As well as the peeker-busting 128-tick servers and promise of super-stable ping for (almost) everyone, Riot's also built Valorant to be playable on a huge amount of machines. David Strailey, who works at Riot in the netcode and software engineering side of things for Valorant, said that a $120, ten-year-old laptop with an i3-370M CPU (which equates to 88 percent of current League of Legends players) would be able to play Valorant at 30 frames-per-second, while 66 percent of LoL players could play it at 60. Slides were used to show off some apparently remarkable strides to improving the accuracy of hit registration. Riot even showed footage supporting a promise to upscale players with low FPS and lag, through some special server magic, so that even if they jittered about and jumped all over the place on their own screen their movement would appear entirely smooth on yours.
Wind all that back into the important stuff - the gameplay - and it raises interesting questions around where true originality and fun really comes from. Sometimes players coming up with clever ways to work around things that are technically problems or imbalances can actually lead to the most interesting gameplay. To go back to peekers once again, in Romleski's words: "Let's say we're playing against somebody who's peeking, you might 'jiggle peek' yourself as like a counter-way to deal with it, and I think it's good that players are being ingenuitive and trying to come up with ways to deal with it." The difference in Valorant, he says, is that Riot wants to build the "tools" for breaking sightlines and using space to your advantage into the game intentionally, so you can "find your own way to break that puzzle of some people holding that position," rather than relying on server delay to do it for them.
Valorant Preview Gallery
The lasting effect of all of this technical humble-bragging is a sort of congratulatory haze. It's easy to be talked into a stupor by the sheer scale of what's being done on paper, and the number of promises made and the promising signs - namely its reputation in the League of Legends community for lengthy, regular patch notes that border on overcommunication, and also lots and lots of money - that Riot can actually deliver.
There are things I'd certainly like to see it improve. A more proactive approach to toxicity is certainly one. Another, just as important, is a lack of any real character showing through. When I played Valorant, there was a pesky audio bug that meant none of the Agents said anything either in the menus or the matches. A bug is just a bug, of course, but it served as a pretty apt illustration of Riot's priorities at this point in time. Would the game have been put out in front of the press had aiming down sights been bugged, or the in-game economy? You'd imagine not. Art design, character, and lore are all proudly explained by Riot as being in service to the gameplay.
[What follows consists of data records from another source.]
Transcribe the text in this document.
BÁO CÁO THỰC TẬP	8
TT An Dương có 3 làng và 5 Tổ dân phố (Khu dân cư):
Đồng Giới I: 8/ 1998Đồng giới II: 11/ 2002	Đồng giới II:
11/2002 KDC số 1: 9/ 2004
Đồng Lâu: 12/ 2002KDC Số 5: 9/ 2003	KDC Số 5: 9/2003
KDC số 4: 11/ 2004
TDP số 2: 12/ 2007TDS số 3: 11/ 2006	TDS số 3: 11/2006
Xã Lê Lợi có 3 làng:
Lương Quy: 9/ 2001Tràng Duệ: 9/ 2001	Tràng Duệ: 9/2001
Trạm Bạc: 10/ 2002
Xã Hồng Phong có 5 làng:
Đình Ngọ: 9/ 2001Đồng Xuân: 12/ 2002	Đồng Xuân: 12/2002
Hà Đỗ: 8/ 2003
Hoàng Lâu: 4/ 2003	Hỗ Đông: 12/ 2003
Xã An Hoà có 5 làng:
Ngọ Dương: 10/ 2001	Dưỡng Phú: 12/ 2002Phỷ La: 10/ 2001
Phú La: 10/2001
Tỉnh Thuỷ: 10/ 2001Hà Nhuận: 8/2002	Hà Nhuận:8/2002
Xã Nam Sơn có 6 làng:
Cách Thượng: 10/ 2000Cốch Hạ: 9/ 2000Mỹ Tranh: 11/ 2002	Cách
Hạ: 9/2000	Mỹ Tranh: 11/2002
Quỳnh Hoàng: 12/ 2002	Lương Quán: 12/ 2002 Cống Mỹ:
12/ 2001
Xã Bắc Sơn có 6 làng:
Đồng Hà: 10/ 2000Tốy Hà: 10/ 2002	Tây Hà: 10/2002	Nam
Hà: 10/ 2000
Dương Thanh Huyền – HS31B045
It means that gameplay is indeed exceptional, but the importance of window-dressing shouldn't be underestimated. Not when your rivals are Blizzard, as much as Valve. For all the talk of Overwatch's competitive scene, the way it rose to such wide-ranging prominence, through its abundance of character and humanity, shouldn't be forgotten. For now, as the game approaches its beta, that's the one area where Valorant is lacking. The game itself remains a big, expensive, promising promise.